A comissão formada no Legislativo de Entre-Ijuís entendeu que não houve quebra de decoro parlamentar, já que o fato ocorreu fora
da Casa e que a agressão está sendo investigada pela Justiça. O vereador pode recorrer judicialmente da medida.
O G1 tentou entrar em contato com o
vereador. Brissow não estava na Câmara na tarde desta terça-feira (5) e não atendeu as ligações feitas para o seu telefone celular.
Relembre o caso
À época, o presidente do Conselho Municipal de Trânsito do município, Nahin Santos, entregou
à polícia fotos das marcas dos golpes de relho e passou por exame de corpo de delito. O objeto foi apreendido.
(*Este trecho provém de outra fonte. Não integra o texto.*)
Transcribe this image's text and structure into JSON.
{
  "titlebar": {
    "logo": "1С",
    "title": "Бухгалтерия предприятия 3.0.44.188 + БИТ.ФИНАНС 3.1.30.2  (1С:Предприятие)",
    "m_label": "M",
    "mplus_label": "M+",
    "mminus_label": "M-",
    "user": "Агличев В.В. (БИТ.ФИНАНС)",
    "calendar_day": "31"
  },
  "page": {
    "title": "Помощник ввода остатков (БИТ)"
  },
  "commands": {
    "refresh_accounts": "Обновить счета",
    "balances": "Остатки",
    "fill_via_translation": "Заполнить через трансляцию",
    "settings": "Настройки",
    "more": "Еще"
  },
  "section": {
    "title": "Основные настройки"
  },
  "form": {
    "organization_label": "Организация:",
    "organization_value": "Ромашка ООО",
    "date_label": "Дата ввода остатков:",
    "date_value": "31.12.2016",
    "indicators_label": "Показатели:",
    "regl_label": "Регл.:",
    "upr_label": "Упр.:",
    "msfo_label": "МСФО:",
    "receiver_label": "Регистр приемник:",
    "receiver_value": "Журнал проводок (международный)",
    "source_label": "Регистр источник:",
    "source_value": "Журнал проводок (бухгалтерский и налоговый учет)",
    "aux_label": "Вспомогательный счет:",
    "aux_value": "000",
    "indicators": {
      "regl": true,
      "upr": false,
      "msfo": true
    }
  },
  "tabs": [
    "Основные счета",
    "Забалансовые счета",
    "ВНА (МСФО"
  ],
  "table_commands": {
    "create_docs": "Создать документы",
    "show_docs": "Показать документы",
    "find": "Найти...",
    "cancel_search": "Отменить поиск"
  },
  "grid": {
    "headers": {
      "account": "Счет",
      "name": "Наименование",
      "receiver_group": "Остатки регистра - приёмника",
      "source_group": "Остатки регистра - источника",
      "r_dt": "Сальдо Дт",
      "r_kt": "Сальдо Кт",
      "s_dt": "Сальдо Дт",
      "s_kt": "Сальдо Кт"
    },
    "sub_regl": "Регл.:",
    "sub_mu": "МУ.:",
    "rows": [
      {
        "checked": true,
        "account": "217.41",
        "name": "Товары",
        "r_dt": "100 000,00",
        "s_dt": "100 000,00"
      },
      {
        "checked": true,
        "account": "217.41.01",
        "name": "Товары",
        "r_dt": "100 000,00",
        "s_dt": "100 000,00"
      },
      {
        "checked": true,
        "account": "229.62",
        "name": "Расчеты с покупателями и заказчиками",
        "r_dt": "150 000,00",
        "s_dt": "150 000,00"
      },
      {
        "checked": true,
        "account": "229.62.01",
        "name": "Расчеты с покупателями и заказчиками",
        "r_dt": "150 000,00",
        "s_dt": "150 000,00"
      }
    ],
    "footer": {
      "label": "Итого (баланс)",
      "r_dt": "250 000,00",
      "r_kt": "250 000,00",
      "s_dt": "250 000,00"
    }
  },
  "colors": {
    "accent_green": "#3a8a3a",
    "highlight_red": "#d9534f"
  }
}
O servidor conta ter ficado com ferimentos no
braço porque defendeu das agressões, que partiram do vereador César Eduardo Brissow (DEM). "Eu estava conversando com dois moradores sobre o trânsito quando
levantei a cabeça e visualizei que vinha uma pessoa, e daí ele somente deu um grito e já veio com um relho. De pronto, já levantei o braço e me
defendi", conta Nahin.
Brissow reconheceu ter agredido Nahin, e justificou ter se irritado após o servidor ter publicado na internet uma foto do carro do
parlamentar ocupando metade de uma vaga para deficientes físicos, em frente à Câmara Municipal.
"Ele tem postado coisas dos meus colegas
vereadores e da minha pessoa, sempre tentando denegrir os vereadores e a Câmara. Isso foi acumulando. Na hora, eu tinha um relho. Nunca usei arma na minha vida, então
‘passei a mão’ no relho e resolvi dar ‘umas puxadas’ nele para ele não fazer mais esse tipo de atitude", disse o vereador após a
agressão, em
outubro de 2015.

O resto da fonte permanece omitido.